Los nuevos tratamientos bajo la lupa

Entre los fármacos más innovadores se encuentran los llamados antagonistas duales de los receptores de orexina (DORA), diseñados para regular los mecanismos biológicos que mantienen al cerebro despierto.
Sin embargo, un estudio publicado en 2024, que analizó los resultados de 11 ensayos clínicos aleatorizados con más de 7.700 pacientes, encontró que estos medicamentos podrían aumentar la probabilidad de sufrir determinados efectos secundarios.
Entre los riesgos observados destacaron la somnolencia durante el día y síntomas similares a los que aparecen en personas con narcolepsia.

El cambio de visión sobre el insomnio

La transformación en la forma de entender el insomnio comenzó a principios de los años 2000, cuando se acumularon pruebas clínicas que demostraban que los problemas de sueño podían aparecer antes de una enfermedad asociada o persistir mucho después de que esta hubiera desaparecido.
Los investigadores también observaron que tratar el insomnio de manera específica podía mejorar significativamente la salud general del paciente, incluso cuando existían otros problemas médicos.
Por ello, las principales organizaciones sanitarias internacionales consideran hoy el insomnio como un trastorno independiente.
Para establecer el diagnóstico de insomnio crónico, los síntomas deben aparecer varias noches por semana durante al menos tres meses consecutivos.
Este reconocimiento supone admitir que las alteraciones persistentes del sueño no son simplemente una consecuencia secundaria de otros problemas, sino una afección que requiere atención y tratamiento propios.
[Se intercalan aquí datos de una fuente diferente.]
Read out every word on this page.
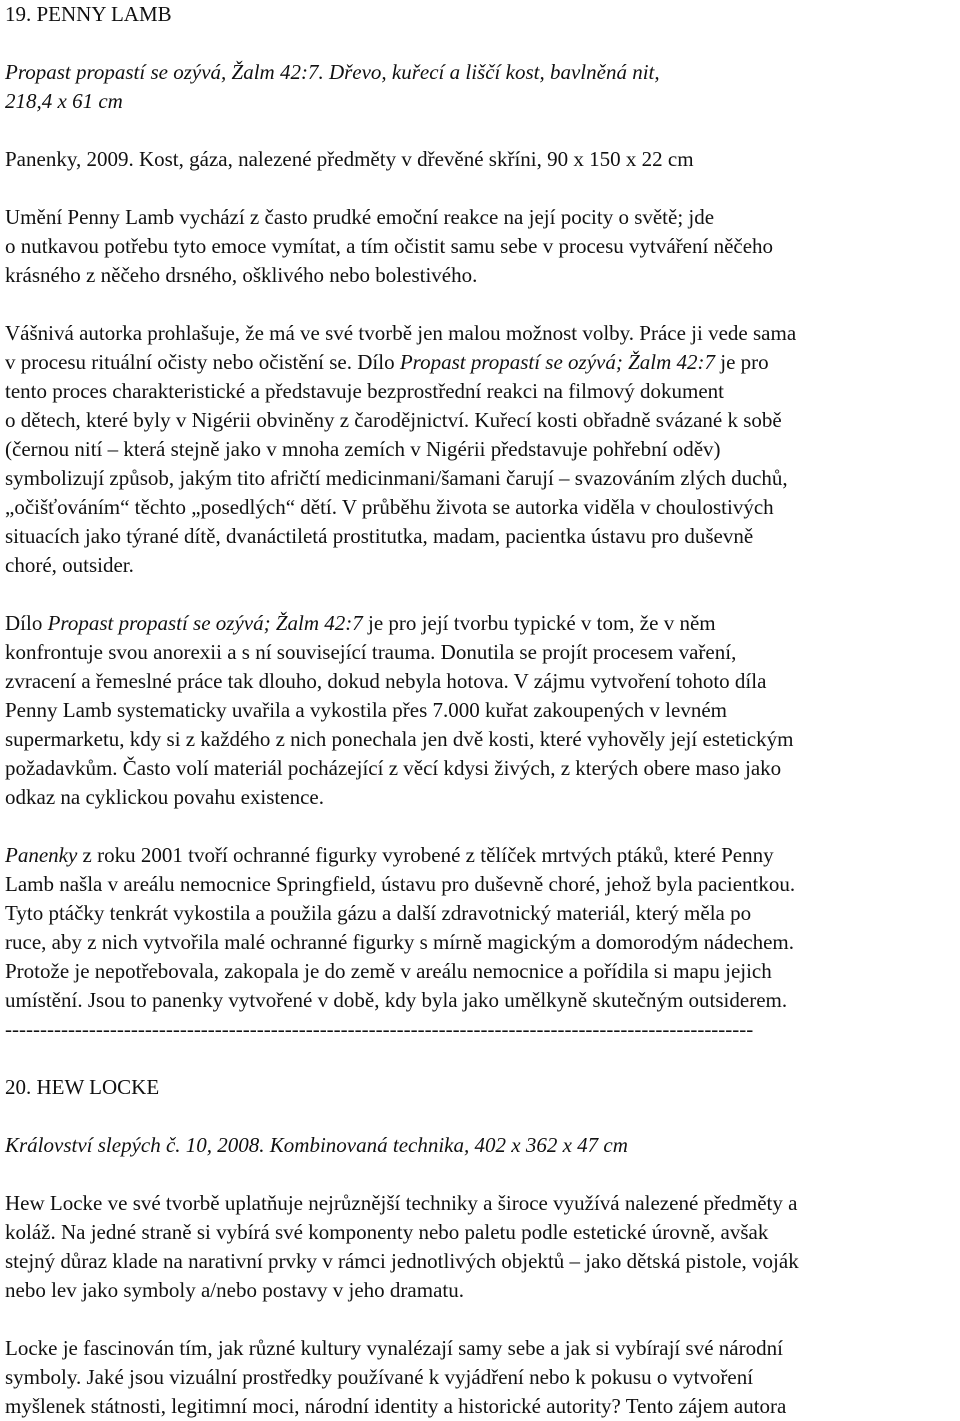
19. PENNY LAMB
Propast propastí se ozývá, Žalm 42:7. Dřevo, kuřecí a liščí kost, bavlněná nit,
218,4 x 61 cm
Panenky, 2009. Kost, gáza, nalezené předměty v dřevěné skříni, 90 x 150 x 22 cm
Umění Penny Lamb vychází z často prudké emoční reakce na její pocity o světě; jde
o nutkavou potřebu tyto emoce vymítat, a tím očistit samu sebe v procesu vytváření něčeho
krásného z něčeho drsného, ošklivého nebo bolestivého.
Vášnivá autorka prohlašuje, že má ve své tvorbě jen malou možnost volby. Práce ji vede sama
v procesu rituální očisty nebo očistění se. Dílo Propast propastí se ozývá; Žalm 42:7 je pro
tento proces charakteristické a představuje bezprostřední reakci na filmový dokument
o dětech, které byly v Nigérii obviněny z čarodějnictví. Kuřecí kosti obřadně svázané k sobě
(černou nití – která stejně jako v mnoha zemích v Nigérii představuje pohřební oděv)
symbolizují způsob, jakým tito afričtí medicinmani/šamani čarují – svazováním zlých duchů,
„očišťováním“ těchto „posedlých“ dětí. V průběhu života se autorka viděla v choulostivých
situacích jako týrané dítě, dvanáctiletá prostitutka, madam, pacientka ústavu pro duševně
choré, outsider.
Dílo Propast propastí se ozývá; Žalm 42:7 je pro její tvorbu typické v tom, že v něm
konfrontuje svou anorexii a s ní související trauma. Donutila se projít procesem vaření,
zvracení a řemeslné práce tak dlouho, dokud nebyla hotova. V zájmu vytvoření tohoto díla
Penny Lamb systematicky uvařila a vykostila přes 7.000 kuřat zakoupených v levném
supermarketu, kdy si z každého z nich ponechala jen dvě kosti, které vyhověly její estetickým
požadavkům. Často volí materiál pocházející z věcí kdysi živých, z kterých obere maso jako
odkaz na cyklickou povahu existence.
Panenky z roku 2001 tvoří ochranné figurky vyrobené z tělíček mrtvých ptáků, které Penny
Lamb našla v areálu nemocnice Springfield, ústavu pro duševně choré, jehož byla pacientkou.
Tyto ptáčky tenkrát vykostila a použila gázu a další zdravotnický materiál, který měla po
ruce, aby z nich vytvořila malé ochranné figurky s mírně magickým a domorodým nádechem.
Protože je nepotřebovala, zakopala je do země v areálu nemocnice a pořídila si mapu jejich
umístění. Jsou to panenky vytvořené v době, kdy byla jako umělkyně skutečným outsiderem.
-----------------------------------------------------------------------------------------------------------
20. HEW LOCKE
Království slepých č. 10, 2008. Kombinovaná technika, 402 x 362 x 47 cm
Hew Locke ve své tvorbě uplatňuje nejrůznější techniky a široce využívá nalezené předměty a
koláž. Na jedné straně si vybírá své komponenty nebo paletu podle estetické úrovně, avšak
stejný důraz klade na narativní prvky v rámci jednotlivých objektů – jako dětská pistole, voják
nebo lev jako symboly a/nebo postavy v jeho dramatu.
Locke je fascinován tím, jak různé kultury vynalézají samy sebe a jak si vybírají své národní
symboly. Jaké jsou vizuální prostředky používané k vyjádření nebo k pokusu o vytvoření
myšlenek státnosti, legitimní moci, národní identity a historické autority? Tento zájem autora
Una afección más frecuente de lo que parece

El insomnio crónico es mucho más común de lo que muchas personas imaginan.
Según datos difundidos por la Universidad Semmelweis en 2018, aproximadamente el 10 % de la población húngara padece esta afección de forma crónica.
Más allá del cansancio diario, las consecuencias pueden ser importantes y afectar a la salud a largo plazo.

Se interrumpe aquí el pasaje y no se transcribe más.